The study showed that there are number of eye morbidities detected during visual screening like nyestagmous (0.3%), strabismus (0.6%), Cataract (0.3%) and Conjunctivitis (0.3%) as shown in table (3). All cases were refered to further intervention.


Table (3): Distribution of other eye Morbidities identified

Discussions

This study shows that error of refractions among young students in schools is considerably high about 38.9%, this result is much higher than the result found in another study [8] which stated that Refractive errors in either eye were present in 174 (9.4%) children.

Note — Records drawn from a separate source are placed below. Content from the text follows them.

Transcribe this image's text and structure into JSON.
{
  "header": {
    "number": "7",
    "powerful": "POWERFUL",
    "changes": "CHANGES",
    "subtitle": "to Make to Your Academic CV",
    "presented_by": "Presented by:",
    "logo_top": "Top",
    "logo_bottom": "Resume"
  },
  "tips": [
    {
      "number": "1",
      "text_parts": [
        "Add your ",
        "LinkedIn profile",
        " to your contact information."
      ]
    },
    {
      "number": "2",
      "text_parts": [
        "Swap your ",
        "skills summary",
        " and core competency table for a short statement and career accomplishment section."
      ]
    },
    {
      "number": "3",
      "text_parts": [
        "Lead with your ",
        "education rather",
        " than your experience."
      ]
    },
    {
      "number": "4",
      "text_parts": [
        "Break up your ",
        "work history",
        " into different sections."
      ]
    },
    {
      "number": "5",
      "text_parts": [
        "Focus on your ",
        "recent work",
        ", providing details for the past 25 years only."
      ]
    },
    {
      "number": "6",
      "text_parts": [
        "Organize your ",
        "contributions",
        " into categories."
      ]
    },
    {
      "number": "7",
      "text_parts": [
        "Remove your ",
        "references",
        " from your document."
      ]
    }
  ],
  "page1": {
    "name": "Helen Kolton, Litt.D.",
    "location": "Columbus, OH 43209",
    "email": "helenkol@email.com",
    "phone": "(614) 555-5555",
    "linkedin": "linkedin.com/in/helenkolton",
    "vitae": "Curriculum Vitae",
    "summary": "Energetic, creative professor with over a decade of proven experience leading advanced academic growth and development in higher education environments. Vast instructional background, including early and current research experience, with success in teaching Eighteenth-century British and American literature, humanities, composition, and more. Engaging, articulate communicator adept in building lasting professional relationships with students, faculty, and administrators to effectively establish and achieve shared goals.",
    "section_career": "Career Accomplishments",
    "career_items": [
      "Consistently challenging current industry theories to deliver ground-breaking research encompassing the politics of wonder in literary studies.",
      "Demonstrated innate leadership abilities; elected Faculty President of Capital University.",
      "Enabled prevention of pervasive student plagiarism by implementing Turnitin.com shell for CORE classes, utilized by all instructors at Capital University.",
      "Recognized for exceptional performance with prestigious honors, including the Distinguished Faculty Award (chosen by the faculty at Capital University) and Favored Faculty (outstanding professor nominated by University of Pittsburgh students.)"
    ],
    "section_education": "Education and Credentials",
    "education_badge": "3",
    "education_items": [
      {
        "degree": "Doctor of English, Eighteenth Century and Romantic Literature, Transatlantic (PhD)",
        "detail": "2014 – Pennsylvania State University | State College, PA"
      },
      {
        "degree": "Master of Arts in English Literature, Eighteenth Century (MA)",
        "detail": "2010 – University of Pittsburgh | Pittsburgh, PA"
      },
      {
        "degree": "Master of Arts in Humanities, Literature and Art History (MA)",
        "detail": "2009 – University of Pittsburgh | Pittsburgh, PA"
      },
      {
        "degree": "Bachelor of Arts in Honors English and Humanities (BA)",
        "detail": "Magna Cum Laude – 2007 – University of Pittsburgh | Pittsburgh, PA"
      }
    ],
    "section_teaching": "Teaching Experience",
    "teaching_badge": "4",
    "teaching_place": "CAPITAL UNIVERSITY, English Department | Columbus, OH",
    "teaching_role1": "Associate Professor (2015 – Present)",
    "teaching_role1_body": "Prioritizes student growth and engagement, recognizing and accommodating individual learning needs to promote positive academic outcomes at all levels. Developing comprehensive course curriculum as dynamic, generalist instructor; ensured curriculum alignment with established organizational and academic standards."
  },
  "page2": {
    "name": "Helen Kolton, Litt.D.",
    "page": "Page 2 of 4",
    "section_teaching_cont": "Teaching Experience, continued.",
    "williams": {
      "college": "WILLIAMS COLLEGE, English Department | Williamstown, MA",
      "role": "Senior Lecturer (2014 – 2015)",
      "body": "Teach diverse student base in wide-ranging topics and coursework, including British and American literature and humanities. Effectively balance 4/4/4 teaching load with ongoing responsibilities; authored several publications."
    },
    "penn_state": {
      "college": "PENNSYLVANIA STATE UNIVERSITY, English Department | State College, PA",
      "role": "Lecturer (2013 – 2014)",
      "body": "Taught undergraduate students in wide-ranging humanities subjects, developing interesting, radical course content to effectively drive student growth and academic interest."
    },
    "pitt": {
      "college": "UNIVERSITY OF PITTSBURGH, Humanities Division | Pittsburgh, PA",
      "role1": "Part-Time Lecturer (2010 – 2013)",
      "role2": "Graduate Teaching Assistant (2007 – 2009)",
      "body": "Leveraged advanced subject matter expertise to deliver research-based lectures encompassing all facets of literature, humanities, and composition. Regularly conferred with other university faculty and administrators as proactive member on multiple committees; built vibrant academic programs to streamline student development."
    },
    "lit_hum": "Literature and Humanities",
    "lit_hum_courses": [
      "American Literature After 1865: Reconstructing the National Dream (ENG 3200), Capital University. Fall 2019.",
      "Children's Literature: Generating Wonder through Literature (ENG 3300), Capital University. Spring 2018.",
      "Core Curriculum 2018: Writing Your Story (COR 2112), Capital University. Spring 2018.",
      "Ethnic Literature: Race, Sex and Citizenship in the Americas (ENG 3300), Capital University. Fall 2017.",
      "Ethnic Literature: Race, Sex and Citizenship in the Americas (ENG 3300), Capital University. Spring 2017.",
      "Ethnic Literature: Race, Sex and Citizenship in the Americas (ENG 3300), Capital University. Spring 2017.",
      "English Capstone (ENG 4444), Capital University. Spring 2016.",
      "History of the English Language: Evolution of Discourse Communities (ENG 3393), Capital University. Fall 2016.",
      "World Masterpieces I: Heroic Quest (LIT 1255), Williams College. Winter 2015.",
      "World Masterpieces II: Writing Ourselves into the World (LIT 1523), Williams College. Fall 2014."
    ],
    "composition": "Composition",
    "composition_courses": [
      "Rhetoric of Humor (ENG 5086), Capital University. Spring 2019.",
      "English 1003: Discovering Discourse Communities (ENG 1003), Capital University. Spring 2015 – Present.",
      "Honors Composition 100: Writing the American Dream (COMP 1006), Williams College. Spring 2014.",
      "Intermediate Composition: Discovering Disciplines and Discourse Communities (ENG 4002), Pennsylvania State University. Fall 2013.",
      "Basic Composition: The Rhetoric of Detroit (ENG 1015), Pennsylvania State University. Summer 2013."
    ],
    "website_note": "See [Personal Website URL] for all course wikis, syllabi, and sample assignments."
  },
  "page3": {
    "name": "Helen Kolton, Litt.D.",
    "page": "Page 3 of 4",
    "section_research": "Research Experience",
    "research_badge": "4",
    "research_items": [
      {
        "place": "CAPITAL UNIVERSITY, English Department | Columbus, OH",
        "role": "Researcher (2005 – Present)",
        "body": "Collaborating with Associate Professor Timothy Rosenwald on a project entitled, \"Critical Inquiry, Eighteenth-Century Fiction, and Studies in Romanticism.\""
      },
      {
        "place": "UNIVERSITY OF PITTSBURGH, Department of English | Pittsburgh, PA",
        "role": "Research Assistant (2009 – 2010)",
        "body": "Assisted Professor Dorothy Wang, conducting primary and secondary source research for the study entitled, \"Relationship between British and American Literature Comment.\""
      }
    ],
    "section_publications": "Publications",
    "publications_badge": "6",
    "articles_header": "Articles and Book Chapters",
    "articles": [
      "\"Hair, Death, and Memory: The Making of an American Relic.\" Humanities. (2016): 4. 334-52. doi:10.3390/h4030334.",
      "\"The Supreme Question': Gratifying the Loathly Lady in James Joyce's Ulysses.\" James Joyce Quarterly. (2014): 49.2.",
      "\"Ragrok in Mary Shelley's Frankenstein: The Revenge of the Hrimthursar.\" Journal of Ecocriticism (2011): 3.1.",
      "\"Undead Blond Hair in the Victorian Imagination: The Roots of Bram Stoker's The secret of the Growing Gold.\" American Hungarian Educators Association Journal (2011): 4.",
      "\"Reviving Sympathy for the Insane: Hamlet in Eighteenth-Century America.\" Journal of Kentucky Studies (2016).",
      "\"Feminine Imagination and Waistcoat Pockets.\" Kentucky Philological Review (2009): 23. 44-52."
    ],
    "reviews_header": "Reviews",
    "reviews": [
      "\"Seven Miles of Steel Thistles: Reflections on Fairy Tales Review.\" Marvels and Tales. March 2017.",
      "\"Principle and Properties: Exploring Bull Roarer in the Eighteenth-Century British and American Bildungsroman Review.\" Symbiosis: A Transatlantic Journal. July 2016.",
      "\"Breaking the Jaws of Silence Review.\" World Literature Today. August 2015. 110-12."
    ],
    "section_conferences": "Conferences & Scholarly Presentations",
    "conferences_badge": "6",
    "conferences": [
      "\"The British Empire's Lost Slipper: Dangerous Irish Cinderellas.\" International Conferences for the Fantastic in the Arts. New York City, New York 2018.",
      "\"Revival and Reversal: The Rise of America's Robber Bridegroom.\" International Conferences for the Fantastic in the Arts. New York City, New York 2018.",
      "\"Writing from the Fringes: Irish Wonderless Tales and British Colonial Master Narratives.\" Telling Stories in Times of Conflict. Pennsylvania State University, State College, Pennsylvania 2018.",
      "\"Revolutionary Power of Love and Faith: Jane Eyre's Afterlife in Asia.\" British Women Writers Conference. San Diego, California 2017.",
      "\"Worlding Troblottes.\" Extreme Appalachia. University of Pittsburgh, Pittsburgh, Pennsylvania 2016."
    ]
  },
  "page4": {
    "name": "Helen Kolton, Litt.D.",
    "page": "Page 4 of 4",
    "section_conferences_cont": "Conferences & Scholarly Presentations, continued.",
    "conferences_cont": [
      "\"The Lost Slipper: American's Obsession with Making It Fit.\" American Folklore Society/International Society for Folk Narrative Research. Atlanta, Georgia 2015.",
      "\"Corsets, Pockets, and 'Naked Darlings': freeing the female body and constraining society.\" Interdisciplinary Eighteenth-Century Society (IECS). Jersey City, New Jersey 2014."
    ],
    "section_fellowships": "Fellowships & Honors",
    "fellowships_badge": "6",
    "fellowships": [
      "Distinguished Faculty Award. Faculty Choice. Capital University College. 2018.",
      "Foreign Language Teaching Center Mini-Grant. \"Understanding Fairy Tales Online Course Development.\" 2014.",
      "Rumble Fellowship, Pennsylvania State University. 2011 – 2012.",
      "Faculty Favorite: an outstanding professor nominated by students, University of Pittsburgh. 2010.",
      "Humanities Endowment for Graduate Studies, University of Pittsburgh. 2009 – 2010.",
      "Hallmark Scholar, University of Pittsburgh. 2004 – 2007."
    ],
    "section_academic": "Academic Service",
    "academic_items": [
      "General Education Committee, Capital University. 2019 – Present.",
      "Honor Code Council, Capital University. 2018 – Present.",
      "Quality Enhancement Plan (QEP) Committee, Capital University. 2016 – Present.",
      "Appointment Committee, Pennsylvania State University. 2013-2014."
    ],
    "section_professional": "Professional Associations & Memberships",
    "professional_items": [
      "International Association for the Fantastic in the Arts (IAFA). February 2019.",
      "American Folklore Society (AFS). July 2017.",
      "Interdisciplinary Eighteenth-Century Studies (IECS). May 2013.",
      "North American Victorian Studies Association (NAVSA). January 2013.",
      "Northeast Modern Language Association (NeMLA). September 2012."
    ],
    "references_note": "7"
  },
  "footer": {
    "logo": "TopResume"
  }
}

Of these, myopia was diagnosed in 55 (31.6%) children in the right and left eyes followed by hyperopia in 46 (26.4%) and 39 (22.4%) in the right and left eyes respectively. Low myopia was the most common refractive error in 61 (49.2%) and 68 (50%) children for the right and left eyes respectively.

While this study result is about to be close to the finding identified by Hashemi et. al., [9] which stated that the prevalence of myopia, hyperopia and astigmatism was 29.3% [95% confidence interval (CI), 25-33.6%], 21.7% (95% CI, 17.8-25.5%), and 20.7% (95% CI, 16.9-24.6%), respectively; the prevalence of myopia increased significantly with age [odds ratio (OR)=1.30, P=0.003] and was higher among boys (OR=3.10, P<0.001). The prevalence of hyperopia was significantly higher in girls (OR=0.49, P=0.003). Still, the observed rate is significantly higher than that reported in previous studies. Use of different cut-off points can be one reason for such differences, but even when similar definitions are used, the prevalence of hyperopia in our study seems high. Based on previous studies, hyperopia is more common than myopia among Iranians. [10-13]

Current study showed that only 42.3% out of all error of refraction cases are wearing correctable glasses which is much higher than another study [14] which stated that there was no awareness among the students and parents regarding the consequences of uncorrected vision problems. This statement has been proved, when we observe the number of students wore glasses. Yes, only 7.26% of vision defective students are wearing glasses. The remaining 92.74% of students are unaware about their problems. [15]

Conclusion :

The study concluded that errors of refractions and other eye morbidities are tremendously prevalent among younger age groups of students and significant portion of these case are UN identified and has direct impact on students’ academic performance as well as other students interests. National wise visual impairment screening and early eye morbidities detection needs to be considered at policy and decision-making, and strongly recommended to be listed as one of the mandatory screening for children national wise.